What the Supreme Court Can Learn From Ted Cruz

Sen. Ted Cruz, R-Texas, questions Attorney General nominee Loretta Lynch on Capitol Hill in Washington, Wednesday, Jan. 28, 2
Sen. Ted Cruz, R-Texas, questions Attorney General nominee Loretta Lynch on Capitol Hill in Washington, Wednesday, Jan. 28, 2015, during the Senate Judiciary Committee’s hearing on Lynch's nomination. If confirmed, Lynch would replace Attorney General Eric Holder, who announced his resignation in September after leading the Justice Department for six years. The 55-year-old federal prosecutor would be the nation’s first black female attorney general. (AP Photo/Susan Walsh)

In what appears to be a new annual tradition, U.S. Sen. Ted Cruz (R-Texas) is celebrating the week leading up to Valentine's Day by reintroducing a bill that would penalize married same-sex couples who move to his home state or any other state that does not recognize same-sex marriages for state purposes.

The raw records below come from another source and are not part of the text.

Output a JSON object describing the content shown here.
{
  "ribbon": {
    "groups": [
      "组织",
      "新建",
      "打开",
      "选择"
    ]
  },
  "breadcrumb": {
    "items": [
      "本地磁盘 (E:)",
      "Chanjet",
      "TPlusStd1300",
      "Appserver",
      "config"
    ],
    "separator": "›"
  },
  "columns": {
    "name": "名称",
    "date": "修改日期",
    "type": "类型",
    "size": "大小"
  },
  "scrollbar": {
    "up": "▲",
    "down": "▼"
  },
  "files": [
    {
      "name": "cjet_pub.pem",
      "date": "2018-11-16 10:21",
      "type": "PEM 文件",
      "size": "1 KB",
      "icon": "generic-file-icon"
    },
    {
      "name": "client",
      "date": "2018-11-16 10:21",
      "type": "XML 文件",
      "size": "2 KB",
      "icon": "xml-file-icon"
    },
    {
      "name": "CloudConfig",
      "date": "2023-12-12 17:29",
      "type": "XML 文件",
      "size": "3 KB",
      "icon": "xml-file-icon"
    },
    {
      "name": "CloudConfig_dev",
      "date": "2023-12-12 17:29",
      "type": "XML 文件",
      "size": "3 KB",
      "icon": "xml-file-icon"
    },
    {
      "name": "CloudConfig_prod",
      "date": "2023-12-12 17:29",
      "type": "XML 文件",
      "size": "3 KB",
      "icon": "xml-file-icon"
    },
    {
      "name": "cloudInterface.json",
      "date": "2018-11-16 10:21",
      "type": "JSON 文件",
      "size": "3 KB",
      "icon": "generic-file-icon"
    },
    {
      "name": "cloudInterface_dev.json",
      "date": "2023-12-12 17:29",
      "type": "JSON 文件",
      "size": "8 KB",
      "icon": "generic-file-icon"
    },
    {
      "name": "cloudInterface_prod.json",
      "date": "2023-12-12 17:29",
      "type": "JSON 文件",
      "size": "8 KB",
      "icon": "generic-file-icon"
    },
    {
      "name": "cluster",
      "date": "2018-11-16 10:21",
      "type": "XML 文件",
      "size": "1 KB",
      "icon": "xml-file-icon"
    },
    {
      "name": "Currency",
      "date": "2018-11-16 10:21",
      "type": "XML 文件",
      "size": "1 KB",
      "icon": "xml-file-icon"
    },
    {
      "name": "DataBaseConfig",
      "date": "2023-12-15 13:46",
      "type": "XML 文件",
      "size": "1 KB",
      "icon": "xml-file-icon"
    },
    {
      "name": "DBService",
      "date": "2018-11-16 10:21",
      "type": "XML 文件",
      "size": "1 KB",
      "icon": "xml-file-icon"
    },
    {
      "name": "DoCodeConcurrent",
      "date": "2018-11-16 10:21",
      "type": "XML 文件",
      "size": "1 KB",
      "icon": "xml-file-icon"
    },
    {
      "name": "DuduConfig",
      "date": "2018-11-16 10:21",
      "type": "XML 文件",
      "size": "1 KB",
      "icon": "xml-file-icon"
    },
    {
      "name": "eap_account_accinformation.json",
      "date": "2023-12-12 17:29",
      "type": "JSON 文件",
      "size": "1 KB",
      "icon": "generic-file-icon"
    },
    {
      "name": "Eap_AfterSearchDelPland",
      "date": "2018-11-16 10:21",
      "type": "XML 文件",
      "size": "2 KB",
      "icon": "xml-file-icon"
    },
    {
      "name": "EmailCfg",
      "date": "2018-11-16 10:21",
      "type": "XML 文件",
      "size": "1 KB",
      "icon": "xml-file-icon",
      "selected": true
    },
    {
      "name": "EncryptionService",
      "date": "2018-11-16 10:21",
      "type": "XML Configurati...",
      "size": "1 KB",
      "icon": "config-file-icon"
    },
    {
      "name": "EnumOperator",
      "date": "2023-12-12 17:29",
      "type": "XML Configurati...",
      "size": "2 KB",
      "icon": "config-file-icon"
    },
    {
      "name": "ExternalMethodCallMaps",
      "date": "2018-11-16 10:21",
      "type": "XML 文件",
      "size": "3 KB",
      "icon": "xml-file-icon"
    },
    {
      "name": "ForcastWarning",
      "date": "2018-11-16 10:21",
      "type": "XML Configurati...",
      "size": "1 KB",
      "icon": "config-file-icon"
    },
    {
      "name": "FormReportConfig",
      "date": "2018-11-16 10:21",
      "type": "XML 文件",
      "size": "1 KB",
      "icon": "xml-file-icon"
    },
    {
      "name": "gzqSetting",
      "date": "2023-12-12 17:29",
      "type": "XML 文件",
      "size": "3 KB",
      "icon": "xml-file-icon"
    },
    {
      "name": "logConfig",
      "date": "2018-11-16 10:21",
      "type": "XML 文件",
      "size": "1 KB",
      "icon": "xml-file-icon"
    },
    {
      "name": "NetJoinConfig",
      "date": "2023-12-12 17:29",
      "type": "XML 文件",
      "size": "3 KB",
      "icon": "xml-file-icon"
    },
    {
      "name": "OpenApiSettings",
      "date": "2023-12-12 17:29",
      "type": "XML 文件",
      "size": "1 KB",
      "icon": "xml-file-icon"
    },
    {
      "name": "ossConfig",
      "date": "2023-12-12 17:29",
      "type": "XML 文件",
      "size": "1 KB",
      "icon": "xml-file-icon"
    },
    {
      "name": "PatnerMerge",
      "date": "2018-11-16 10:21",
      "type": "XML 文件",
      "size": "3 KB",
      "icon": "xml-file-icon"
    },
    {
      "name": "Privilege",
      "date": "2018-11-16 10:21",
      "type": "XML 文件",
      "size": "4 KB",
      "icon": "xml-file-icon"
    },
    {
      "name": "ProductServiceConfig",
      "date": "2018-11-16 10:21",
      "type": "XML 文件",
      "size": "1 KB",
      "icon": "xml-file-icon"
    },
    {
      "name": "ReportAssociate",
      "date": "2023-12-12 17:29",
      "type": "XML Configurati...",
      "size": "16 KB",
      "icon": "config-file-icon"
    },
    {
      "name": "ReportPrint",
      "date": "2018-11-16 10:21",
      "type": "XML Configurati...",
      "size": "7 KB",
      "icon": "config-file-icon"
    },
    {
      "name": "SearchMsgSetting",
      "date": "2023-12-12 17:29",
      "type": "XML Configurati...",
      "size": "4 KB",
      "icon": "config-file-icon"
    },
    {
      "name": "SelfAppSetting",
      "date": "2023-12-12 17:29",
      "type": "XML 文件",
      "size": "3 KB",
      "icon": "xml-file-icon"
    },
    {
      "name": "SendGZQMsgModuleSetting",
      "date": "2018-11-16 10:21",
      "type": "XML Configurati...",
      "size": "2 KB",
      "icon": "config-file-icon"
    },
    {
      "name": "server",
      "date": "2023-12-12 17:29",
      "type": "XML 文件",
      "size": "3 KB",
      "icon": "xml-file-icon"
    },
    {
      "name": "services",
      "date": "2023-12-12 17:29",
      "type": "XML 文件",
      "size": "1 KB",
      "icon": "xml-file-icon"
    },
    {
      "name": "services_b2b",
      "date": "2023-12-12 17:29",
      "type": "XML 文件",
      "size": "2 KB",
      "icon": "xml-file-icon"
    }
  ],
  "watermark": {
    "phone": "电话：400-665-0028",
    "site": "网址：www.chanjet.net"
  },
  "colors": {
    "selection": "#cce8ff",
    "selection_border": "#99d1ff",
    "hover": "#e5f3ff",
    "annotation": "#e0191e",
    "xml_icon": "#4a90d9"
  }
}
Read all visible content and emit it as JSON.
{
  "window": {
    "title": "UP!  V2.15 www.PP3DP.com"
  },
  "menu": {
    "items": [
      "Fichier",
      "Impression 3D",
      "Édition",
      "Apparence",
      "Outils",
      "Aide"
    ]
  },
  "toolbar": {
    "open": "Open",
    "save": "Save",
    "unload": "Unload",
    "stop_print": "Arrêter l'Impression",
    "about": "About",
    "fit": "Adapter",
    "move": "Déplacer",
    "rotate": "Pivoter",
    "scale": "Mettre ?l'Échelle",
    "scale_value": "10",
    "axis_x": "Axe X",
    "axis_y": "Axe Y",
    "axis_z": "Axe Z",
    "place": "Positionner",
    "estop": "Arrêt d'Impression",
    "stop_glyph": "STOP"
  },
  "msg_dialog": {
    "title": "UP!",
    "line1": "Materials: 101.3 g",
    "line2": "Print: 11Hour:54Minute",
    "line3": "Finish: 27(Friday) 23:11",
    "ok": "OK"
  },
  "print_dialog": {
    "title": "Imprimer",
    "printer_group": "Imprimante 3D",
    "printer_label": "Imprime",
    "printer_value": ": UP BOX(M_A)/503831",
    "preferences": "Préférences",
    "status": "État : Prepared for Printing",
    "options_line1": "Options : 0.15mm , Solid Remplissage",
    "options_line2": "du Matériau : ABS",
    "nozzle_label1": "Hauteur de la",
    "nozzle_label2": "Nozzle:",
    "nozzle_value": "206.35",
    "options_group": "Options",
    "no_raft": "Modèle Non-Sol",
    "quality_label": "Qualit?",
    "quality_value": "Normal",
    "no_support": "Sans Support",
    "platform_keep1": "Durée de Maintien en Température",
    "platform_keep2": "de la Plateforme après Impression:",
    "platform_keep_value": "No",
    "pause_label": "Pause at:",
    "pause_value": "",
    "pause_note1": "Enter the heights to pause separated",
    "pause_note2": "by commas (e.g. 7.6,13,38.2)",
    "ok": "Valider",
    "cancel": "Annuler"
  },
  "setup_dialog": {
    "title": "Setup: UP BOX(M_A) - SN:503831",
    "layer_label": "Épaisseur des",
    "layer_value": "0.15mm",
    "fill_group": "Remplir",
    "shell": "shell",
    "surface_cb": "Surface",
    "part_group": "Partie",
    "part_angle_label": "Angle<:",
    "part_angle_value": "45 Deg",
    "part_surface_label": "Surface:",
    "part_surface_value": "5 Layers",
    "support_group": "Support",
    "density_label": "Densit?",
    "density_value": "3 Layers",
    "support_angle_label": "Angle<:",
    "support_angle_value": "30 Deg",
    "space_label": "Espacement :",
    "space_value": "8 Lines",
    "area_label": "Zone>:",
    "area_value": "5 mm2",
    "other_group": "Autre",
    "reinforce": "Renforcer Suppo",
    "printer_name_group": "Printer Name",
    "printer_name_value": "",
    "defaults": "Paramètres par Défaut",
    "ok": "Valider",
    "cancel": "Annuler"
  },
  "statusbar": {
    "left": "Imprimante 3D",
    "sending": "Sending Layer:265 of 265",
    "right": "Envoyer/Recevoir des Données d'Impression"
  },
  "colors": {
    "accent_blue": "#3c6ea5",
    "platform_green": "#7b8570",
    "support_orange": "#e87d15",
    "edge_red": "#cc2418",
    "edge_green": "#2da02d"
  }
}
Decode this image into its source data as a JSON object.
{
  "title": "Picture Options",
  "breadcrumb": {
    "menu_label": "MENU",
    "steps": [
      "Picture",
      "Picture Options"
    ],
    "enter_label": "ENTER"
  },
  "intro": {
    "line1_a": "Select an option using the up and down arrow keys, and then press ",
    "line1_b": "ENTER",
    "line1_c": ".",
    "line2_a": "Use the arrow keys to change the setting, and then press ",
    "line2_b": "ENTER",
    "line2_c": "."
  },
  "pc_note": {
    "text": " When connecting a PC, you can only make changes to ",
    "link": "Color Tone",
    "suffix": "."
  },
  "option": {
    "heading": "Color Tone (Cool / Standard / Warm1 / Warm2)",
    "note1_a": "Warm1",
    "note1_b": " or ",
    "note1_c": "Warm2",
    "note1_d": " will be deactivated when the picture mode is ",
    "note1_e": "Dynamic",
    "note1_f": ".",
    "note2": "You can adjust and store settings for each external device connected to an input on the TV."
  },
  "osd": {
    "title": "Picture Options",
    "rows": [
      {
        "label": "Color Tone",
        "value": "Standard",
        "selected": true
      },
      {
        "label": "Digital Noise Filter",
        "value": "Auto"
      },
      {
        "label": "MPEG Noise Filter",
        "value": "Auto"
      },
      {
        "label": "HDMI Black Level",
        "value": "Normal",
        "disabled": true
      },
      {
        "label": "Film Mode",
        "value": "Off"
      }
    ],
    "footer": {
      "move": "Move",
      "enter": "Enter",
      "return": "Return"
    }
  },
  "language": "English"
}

Cruz's bill would require federal authorities to treat as single any same-sex spouse living in any of the 13 such states, thus disqualifying them from 1,000 different marriage-related benefits in areas ranging from Social Security to federal taxes to copyright to veterans' benefits. Most cruelly, if a gay woman in, say, Texas were to marry someone from another country, Cruz's bill would require her to pick up and move to a state that recognizes same-sex marriage in order for her wife or stepchildren to immigrate to the United States.

As a Canadian-born U.S. citizen, Sen. Cruz should be intimately aware of how important family status is under U.S. immigration and nationality law. In fact, the vast majority of legal immigrants to the United States qualify on the basis of family relationships.

Sen. Cruz claims to be concerned that federal recognition of same-sex marriages is interfering with each state's right to define marriage for itself, but clearly, his real problem is with a federal definition of marriage that he personally dislikes.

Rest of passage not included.